Весь режим нарушил. После обеда не лежал, тебе пишу. Я сыт. Ел курицу, кисель с молоком, творожок хороший. Буду писать завтра Деспотули152, молить его. И вот, придется послать газете рассказ, что ли. О, сколько «проклятых» вопросов надо разрешать нам! Сейчас канонада над Парижем… жуть…
Пора в постель. Холодно. Радиатор рядом. Буду Толстого читать «Утро помещика»153 для оттяжки. Целую. О, родная! Ваню не забывай. Один я, один… Твой Ваня. Увидеть тебя!! Ты — вся яркая, я… о, какой я, стыдно.
[На полях: ] Если бы был здоровым!!!
Да, А. Н. Меркулов все исхлопотал мне: продовольственные карточки, газ, carte d’identite[44], не в мэрии, а в префектуре. Это огромное бремя снял с меня! сделал чудо! Вот — _д_р_у_г!
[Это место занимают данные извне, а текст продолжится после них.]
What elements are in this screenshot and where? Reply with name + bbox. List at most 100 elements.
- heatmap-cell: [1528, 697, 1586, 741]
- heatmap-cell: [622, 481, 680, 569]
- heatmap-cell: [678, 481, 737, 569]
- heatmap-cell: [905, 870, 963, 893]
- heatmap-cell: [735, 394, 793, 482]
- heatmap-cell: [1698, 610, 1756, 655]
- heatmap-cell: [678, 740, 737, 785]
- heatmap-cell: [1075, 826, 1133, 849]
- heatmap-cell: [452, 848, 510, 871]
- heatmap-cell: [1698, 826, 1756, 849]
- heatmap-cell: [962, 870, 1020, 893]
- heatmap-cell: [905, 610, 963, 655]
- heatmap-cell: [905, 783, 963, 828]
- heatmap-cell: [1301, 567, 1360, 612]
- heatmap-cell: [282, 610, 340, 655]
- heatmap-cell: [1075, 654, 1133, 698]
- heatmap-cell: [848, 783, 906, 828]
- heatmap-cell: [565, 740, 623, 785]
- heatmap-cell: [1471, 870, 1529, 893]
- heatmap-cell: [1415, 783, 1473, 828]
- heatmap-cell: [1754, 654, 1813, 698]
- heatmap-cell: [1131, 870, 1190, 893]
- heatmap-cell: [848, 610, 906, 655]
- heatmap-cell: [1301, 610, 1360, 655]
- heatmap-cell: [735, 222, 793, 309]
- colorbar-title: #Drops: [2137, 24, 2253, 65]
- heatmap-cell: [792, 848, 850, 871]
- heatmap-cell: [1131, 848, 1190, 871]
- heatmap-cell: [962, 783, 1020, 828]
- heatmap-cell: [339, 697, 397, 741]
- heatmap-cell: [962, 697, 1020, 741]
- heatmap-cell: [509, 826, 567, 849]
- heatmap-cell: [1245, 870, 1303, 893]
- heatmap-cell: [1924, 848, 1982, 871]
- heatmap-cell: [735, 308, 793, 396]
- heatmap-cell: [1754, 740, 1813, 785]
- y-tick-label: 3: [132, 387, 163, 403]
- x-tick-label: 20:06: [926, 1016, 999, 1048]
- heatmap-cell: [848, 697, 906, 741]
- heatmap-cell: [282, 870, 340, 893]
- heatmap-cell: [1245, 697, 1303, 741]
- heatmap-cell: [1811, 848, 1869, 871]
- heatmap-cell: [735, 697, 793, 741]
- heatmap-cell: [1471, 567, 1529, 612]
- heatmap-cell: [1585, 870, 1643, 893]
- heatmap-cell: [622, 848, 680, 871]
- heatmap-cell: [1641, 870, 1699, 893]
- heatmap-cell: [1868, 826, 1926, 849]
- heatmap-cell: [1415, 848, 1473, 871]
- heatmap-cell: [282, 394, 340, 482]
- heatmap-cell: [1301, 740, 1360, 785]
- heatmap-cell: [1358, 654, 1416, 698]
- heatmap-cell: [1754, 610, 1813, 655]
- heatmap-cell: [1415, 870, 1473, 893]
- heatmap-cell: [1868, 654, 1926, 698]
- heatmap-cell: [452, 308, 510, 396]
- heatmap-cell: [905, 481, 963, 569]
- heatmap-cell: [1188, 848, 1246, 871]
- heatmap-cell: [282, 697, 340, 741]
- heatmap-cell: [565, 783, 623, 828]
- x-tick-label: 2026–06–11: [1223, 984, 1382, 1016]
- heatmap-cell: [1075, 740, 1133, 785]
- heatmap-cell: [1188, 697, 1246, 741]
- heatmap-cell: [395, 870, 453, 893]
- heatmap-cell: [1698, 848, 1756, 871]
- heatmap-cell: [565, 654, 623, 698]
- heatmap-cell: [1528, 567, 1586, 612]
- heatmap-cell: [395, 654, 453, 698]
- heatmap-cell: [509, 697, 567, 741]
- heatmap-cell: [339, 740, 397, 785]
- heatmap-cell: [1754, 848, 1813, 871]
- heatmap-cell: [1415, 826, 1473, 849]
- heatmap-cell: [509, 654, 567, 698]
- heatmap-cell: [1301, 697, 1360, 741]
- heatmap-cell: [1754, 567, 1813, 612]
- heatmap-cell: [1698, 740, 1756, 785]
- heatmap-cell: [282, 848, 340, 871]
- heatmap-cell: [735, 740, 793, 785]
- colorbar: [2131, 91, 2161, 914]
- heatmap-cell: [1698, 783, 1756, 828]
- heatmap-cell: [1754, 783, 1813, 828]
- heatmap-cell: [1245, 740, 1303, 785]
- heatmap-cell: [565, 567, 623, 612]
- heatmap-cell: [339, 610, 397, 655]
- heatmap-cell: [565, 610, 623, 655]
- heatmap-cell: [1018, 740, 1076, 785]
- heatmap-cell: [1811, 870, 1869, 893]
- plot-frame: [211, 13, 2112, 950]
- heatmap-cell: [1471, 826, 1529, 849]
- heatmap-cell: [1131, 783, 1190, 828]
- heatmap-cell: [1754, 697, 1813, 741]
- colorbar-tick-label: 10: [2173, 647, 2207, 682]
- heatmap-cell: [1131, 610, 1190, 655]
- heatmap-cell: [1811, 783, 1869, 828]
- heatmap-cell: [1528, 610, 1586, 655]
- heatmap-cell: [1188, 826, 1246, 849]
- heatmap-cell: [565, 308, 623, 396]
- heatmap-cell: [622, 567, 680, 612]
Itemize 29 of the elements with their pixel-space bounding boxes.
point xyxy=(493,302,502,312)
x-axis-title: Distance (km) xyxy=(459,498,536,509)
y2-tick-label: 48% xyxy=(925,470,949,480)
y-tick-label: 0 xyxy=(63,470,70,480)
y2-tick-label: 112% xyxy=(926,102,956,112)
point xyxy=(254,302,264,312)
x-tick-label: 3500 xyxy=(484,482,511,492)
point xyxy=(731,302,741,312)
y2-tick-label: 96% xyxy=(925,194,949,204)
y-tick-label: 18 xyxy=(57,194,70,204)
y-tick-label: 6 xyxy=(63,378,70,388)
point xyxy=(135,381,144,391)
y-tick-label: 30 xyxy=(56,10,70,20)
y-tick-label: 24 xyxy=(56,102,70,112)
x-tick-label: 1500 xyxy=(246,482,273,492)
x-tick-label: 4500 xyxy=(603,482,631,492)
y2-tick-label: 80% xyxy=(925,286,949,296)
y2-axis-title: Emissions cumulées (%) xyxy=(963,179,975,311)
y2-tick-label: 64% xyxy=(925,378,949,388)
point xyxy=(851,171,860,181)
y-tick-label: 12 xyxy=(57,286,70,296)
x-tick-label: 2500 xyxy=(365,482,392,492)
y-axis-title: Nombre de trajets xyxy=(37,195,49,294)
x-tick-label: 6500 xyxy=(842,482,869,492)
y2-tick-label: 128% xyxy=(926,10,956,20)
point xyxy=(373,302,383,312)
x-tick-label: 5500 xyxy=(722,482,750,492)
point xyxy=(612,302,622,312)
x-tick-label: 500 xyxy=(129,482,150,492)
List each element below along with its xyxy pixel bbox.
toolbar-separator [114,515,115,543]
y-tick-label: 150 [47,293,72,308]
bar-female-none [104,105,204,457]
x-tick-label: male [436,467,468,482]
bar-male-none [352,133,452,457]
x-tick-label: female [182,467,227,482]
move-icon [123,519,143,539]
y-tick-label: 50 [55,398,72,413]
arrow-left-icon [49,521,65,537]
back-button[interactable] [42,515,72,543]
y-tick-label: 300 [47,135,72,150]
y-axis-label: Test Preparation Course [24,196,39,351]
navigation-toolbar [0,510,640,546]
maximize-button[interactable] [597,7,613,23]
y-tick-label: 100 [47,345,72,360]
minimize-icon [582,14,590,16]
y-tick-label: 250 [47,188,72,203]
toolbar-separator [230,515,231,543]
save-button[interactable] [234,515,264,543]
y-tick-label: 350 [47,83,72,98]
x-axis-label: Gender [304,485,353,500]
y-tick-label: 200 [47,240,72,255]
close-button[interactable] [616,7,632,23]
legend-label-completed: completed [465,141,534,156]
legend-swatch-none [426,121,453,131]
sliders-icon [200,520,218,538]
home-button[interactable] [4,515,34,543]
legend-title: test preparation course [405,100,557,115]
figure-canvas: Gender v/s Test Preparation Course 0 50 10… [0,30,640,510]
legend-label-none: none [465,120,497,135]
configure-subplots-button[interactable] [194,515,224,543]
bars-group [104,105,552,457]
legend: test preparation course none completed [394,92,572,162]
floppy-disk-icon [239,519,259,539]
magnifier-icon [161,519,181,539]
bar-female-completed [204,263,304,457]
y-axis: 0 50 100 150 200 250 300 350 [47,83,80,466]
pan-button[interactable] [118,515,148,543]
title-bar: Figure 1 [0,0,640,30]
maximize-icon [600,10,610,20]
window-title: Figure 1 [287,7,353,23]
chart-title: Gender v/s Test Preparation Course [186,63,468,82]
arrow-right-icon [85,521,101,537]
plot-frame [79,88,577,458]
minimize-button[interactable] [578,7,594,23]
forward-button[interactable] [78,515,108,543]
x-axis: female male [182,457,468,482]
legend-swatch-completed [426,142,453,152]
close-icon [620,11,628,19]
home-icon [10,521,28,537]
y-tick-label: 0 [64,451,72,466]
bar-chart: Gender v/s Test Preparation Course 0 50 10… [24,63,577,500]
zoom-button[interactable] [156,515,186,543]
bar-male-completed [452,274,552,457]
Совсем, было, забыл: отличный уролог Dr. (professor) H. Marion, 74, Avenue La Bourdolais, Paris, VII, bl. Inwalides, 14–02, sur rendez-vous.
Как жалею, что 1-ая статья не прошла. Я бы всю систему изложил! Я буду добиваться. Важно напечатать. Два народа: германский и русский.